What Is Camphene And How Is It Used?
Camphene is a colorless –or white – crystalline solid that has a pungent odor that is camphor-like in its essence. It produces specks of dust and crystals that can be itching to the nose, eyes, and throat. However, it is a substance that dissolves in some general organic solvents, and at room temperature, it can vaporize. This is a common constituent in things like cypress oil, neroli, camphor oil, valerian, ginger oil and citronella oil.
From the commercial angle, it functions as a food additive or as a main ingredient in the making of various fragrances. It closely resembles camphor regarding the odor it emits. Although it is a crystal solid, when it is heated up, the crystals will give off vapors. Camphene has also been used in the production of manmade camphor and various insecticides.

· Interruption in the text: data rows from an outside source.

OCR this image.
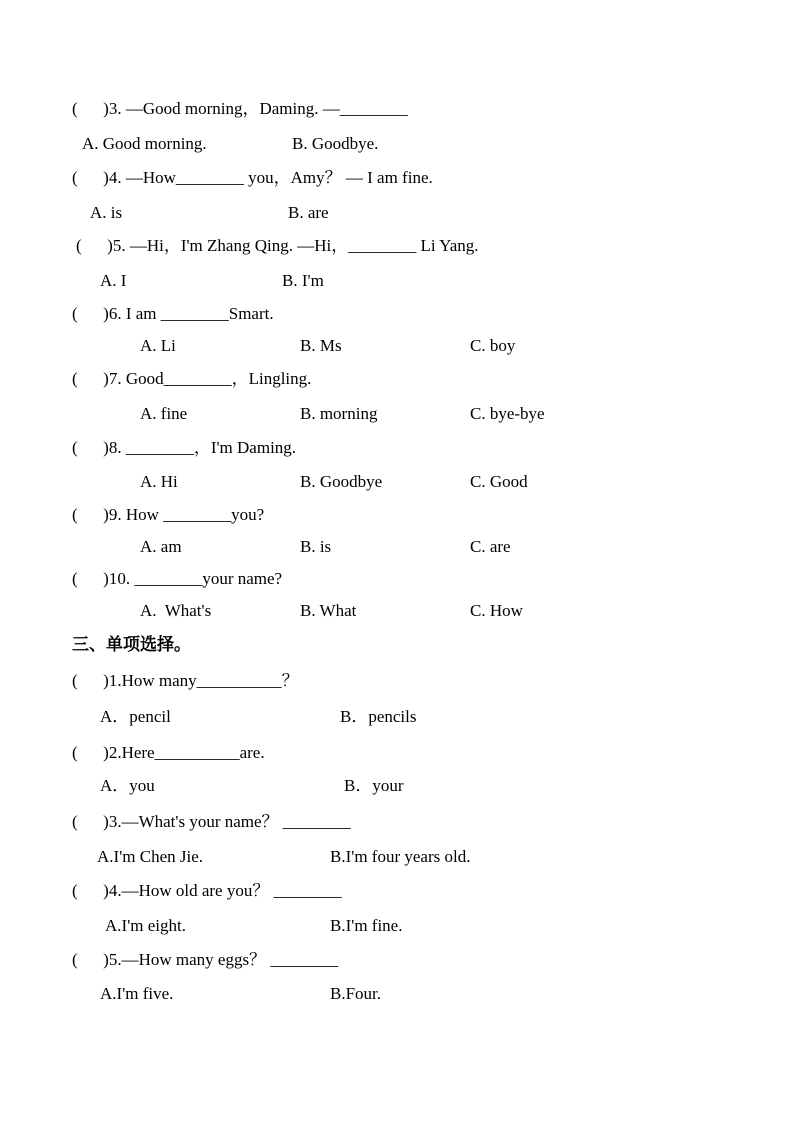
(      )3. —Good morning，Daming. —________
A. Good morning.	B. Goodbye.
(      )4. —How________ you，Amy？ — I am fine.
A. is	B. are
(      )5. —Hi，I'm Zhang Qing. —Hi，________ Li Yang.
A. I	B. I'm
(      )6. I am ________Smart.
A. Li	B. Ms	C. boy
(      )7. Good________，Lingling.
A. fine	B. morning	C. bye-bye
(      )8. ________，I'm Daming.
A. Hi	B. Goodbye	C. Good
(      )9. How ________you?
A. am	B. is	C. are
(      )10. ________your name?
A.  What's	B. What	C. How
三、单项选择。
(      )1.How many__________？
A．pencil	B．pencils
(      )2.Here__________are.
A．you	B．your
(      )3.—What's your name？ ________
A.I'm Chen Jie.	B.I'm four years old.
(      )4.—How old are you？ ________
A.I'm eight.	B.I'm fine.
(      )5.—How many eggs？ ________
A.I'm five.	B.Four.
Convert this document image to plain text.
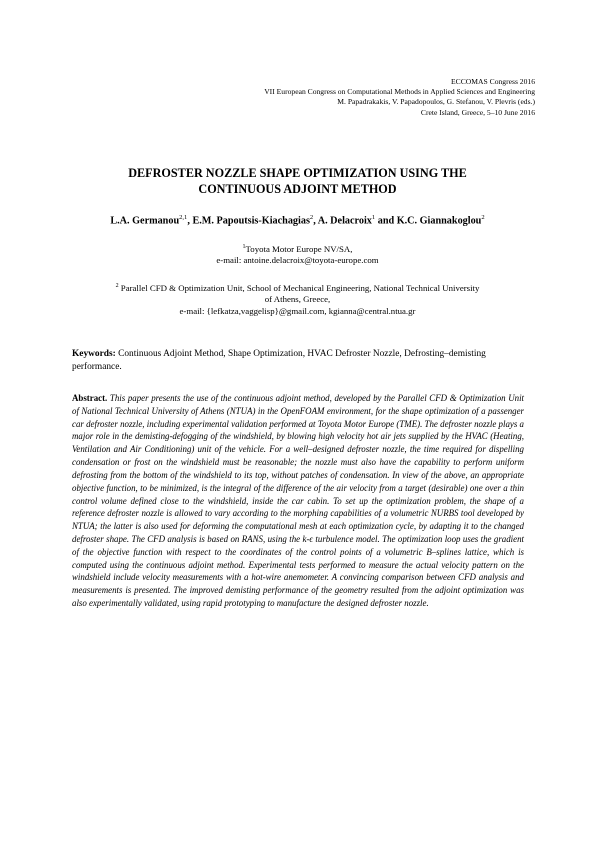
ECCOMAS Congress 2016
VII European Congress on Computational Methods in Applied Sciences and Engineering
M. Papadrakakis, V. Papadopoulos, G. Stefanou, V. Plevris (eds.)
Crete Island, Greece, 5–10 June 2016
DEFROSTER NOZZLE SHAPE OPTIMIZATION USING THE
CONTINUOUS ADJOINT METHOD
L.A. Germanou$^{2,1}$, E.M. Papoutsis-Kiachagias$^2$, A. Delacroix$^1$ and K.C. Giannakoglou$^2$
$^1$Toyota Motor Europe NV/SA,
e-mail: antoine.delacroix@toyota-europe.com
$^2$ Parallel CFD & Optimization Unit, School of Mechanical Engineering, National Technical University
of Athens, Greece,
e-mail: {lefkatza,vaggelisp}@gmail.com, kgianna@central.ntua.gr
Keywords: Continuous Adjoint Method, Shape Optimization, HVAC Defroster Nozzle, Defrosting–demisting performance.
Abstract. This paper presents the use of the continuous adjoint method, developed by the Parallel CFD & Optimization Unit of National Technical University of Athens (NTUA) in the OpenFOAM environment, for the shape optimization of a passenger car defroster nozzle, including experimental validation performed at Toyota Motor Europe (TME). The defroster nozzle plays a major role in the demisting-defogging of the windshield, by blowing high velocity hot air jets supplied by the HVAC (Heating, Ventilation and Air Conditioning) unit of the vehicle. For a well–designed defroster nozzle, the time required for dispelling condensation or frost on the windshield must be reasonable; the nozzle must also have the capability to perform uniform defrosting from the bottom of the windshield to its top, without patches of condensation. In view of the above, an appropriate objective function, to be minimized, is the integral of the difference of the air velocity from a target (desirable) one over a thin control volume defined close to the windshield, inside the car cabin. To set up the optimization problem, the shape of a reference defroster nozzle is allowed to vary according to the morphing capabilities of a volumetric NURBS tool developed by NTUA; the latter is also used for deforming the computational mesh at each optimization cycle, by adapting it to the changed defroster shape. The CFD analysis is based on RANS, using the k-ϵ turbulence model. The optimization loop uses the gradient of the objective function with respect to the coordinates of the control points of a volumetric B–splines lattice, which is computed using the continuous adjoint method. Experimental tests performed to measure the actual velocity pattern on the windshield include velocity measurements with a hot-wire anemometer. A convincing comparison between CFD analysis and measurements is presented. The improved demisting performance of the geometry resulted from the adjoint optimization was also experimentally validated, using rapid prototyping to manufacture the designed defroster nozzle.
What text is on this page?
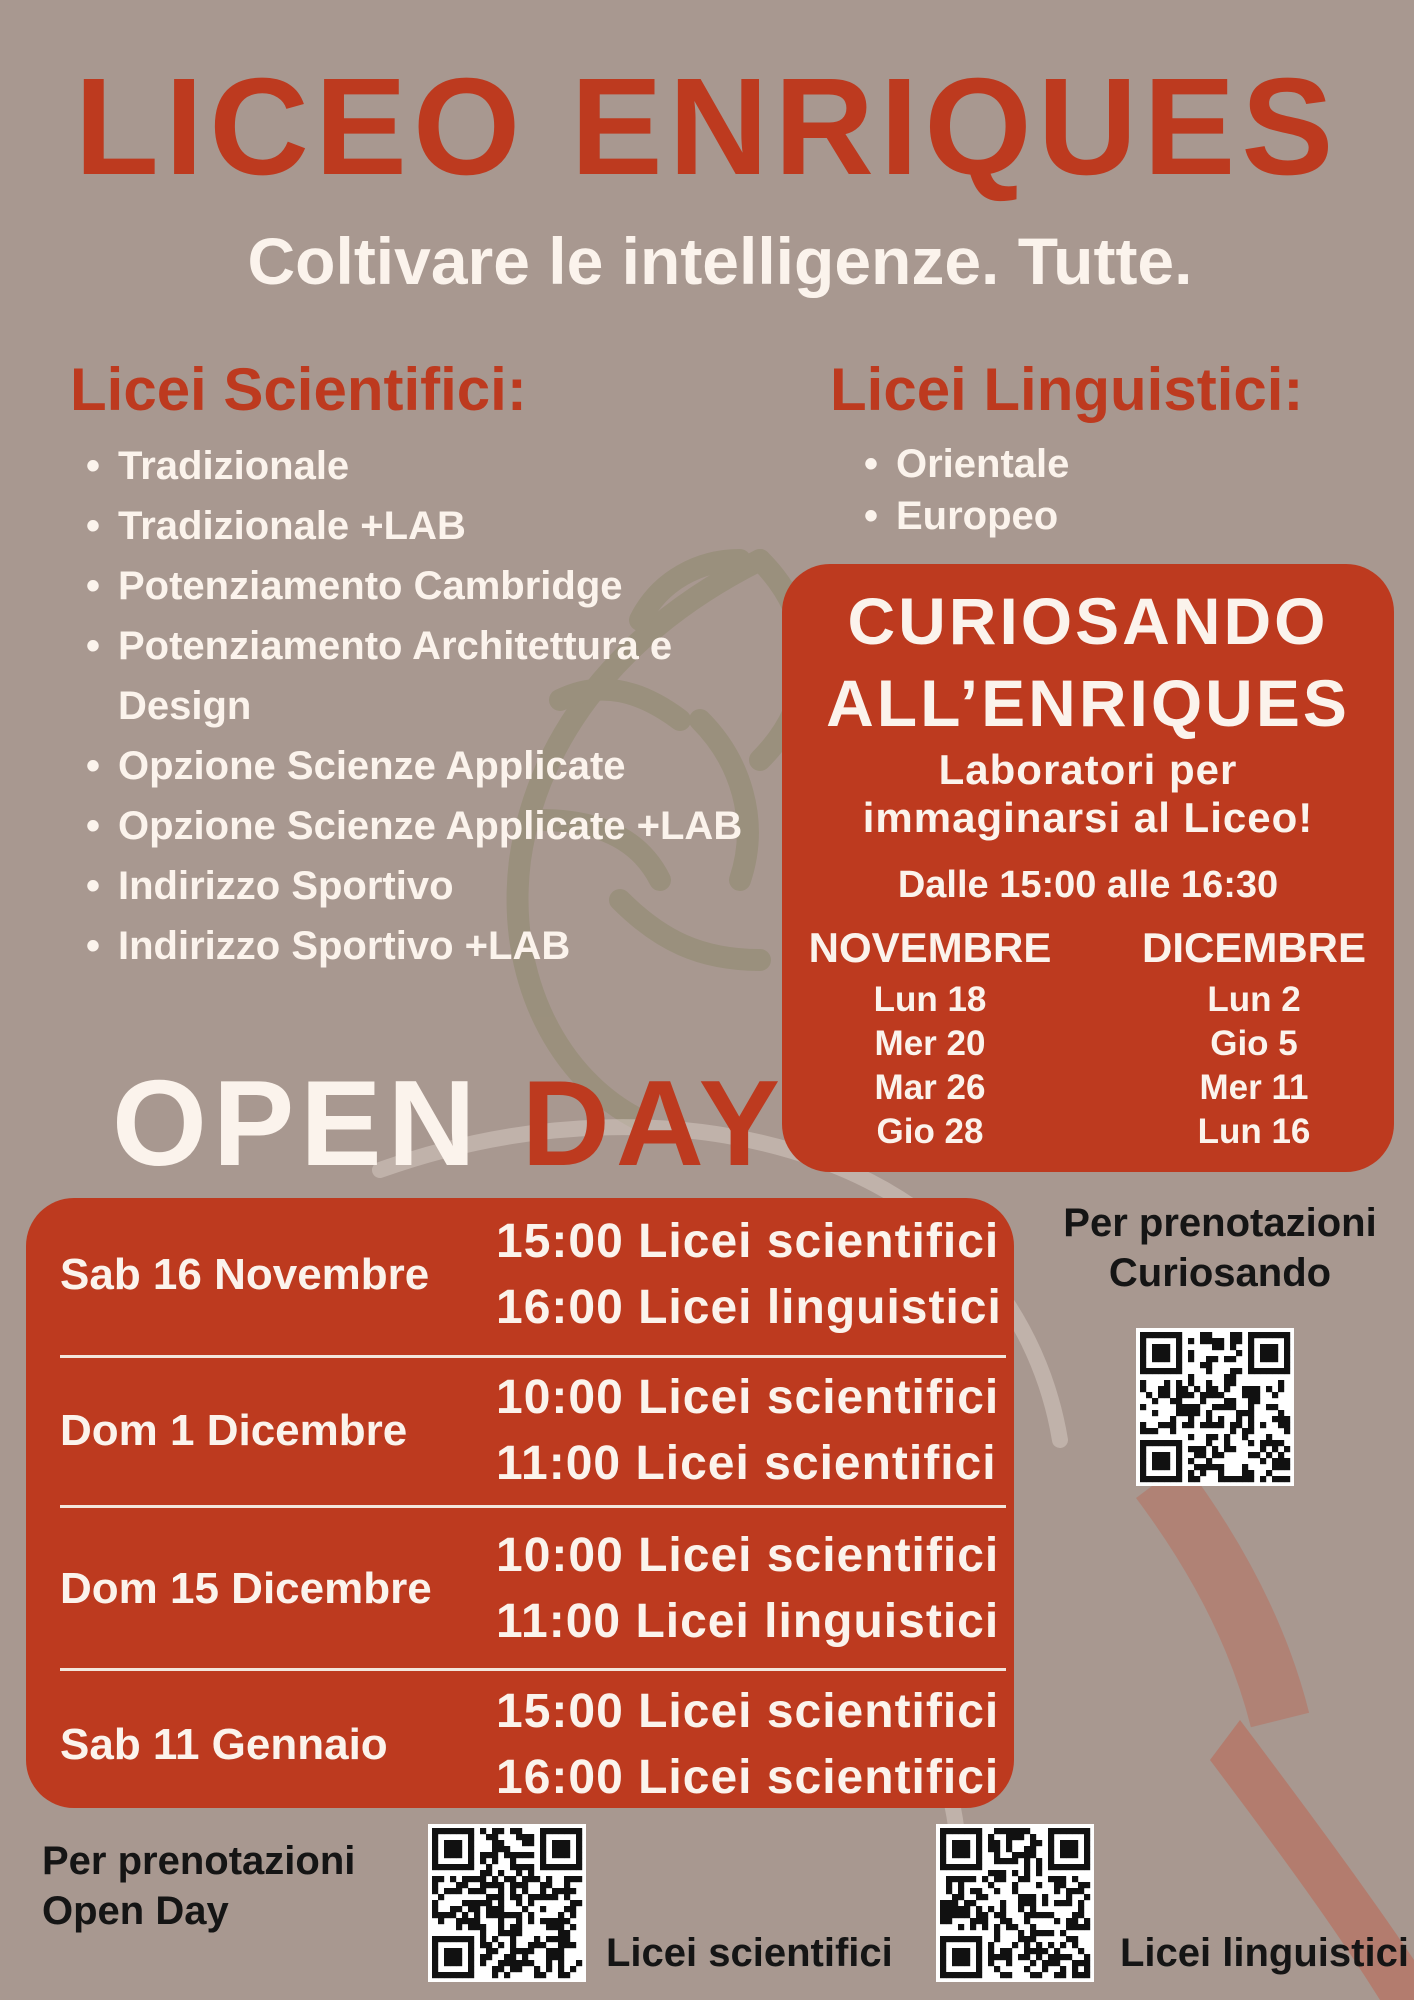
LICEO ENRIQUES
Coltivare le intelligenze. Tutte.
Licei Scientifici:
• Tradizionale
• Tradizionale +LAB
• Potenziamento Cambridge
• Potenziamento Architettura e
Design
• Opzione Scienze Applicate
• Opzione Scienze Applicate +LAB
• Indirizzo Sportivo
• Indirizzo Sportivo +LAB
Licei Linguistici:
• Orientale
• Europeo
CURIOSANDO
ALL’ENRIQUES
Laboratori per
immaginarsi al Liceo!
Dalle 15:00 alle 16:30
NOVEMBRE
Lun 18
Mer 20
Mar 26
Gio 28
DICEMBRE
Lun 2
Gio 5
Mer 11
Lun 16
OPEN DAY
Sab 16 Novembre
15:00 Licei scientifici
16:00 Licei linguistici
Dom 1 Dicembre
10:00 Licei scientifici
11:00 Licei scientifici
Dom 15 Dicembre
10:00 Licei scientifici
11:00 Licei linguistici
Sab 11 Gennaio
15:00 Licei scientifici
16:00 Licei scientifici
Per prenotazioni
Curiosando
Per prenotazioni
Open Day
Licei scientifici	Licei linguistici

Therapeutically, camphene has many properties, including:
Cytotoxic/Antibiotic Properties – the mixture of eugenol, cineole, and camphene in tulsi oil, produces a substance that can treat fungal, bacterial and viral infections that are proven to affect the respiratory system. This mixture is wonderful in helping to patients cure congestion. It can also be used to treat respiratory disorders as severe bronchitis. Tulsi oil’s active ingredients can be used to address damages to the lungs caused by tuberculosis and smoking-induced cancer.
Even more, camphene found in holy basil can be applied directly to the skin either as paste or oil extract to treat bacterial infection. The extract gives a cooling feeling and can be applied to the irritated skin. It also keeps bugs away if you are an outdoor person.
Antifungal Properties – the addition of camphene and camphor with the sage essential oil produces a substance that can be used for antifungal properties. It can be utilized in the treatment of dermatitis, dysentery, fungal skin infections, and athlete’s foot.
Apart from the ones discussed above, camphene can also be used to treat conditions such as hyperlipidemia and allergies. When mixed with vitamin C, it becomes a powerful antioxidant that soothes nerves and relieves stress. In all, this is an excellent ingredient with many beneficial uses in the natural health world.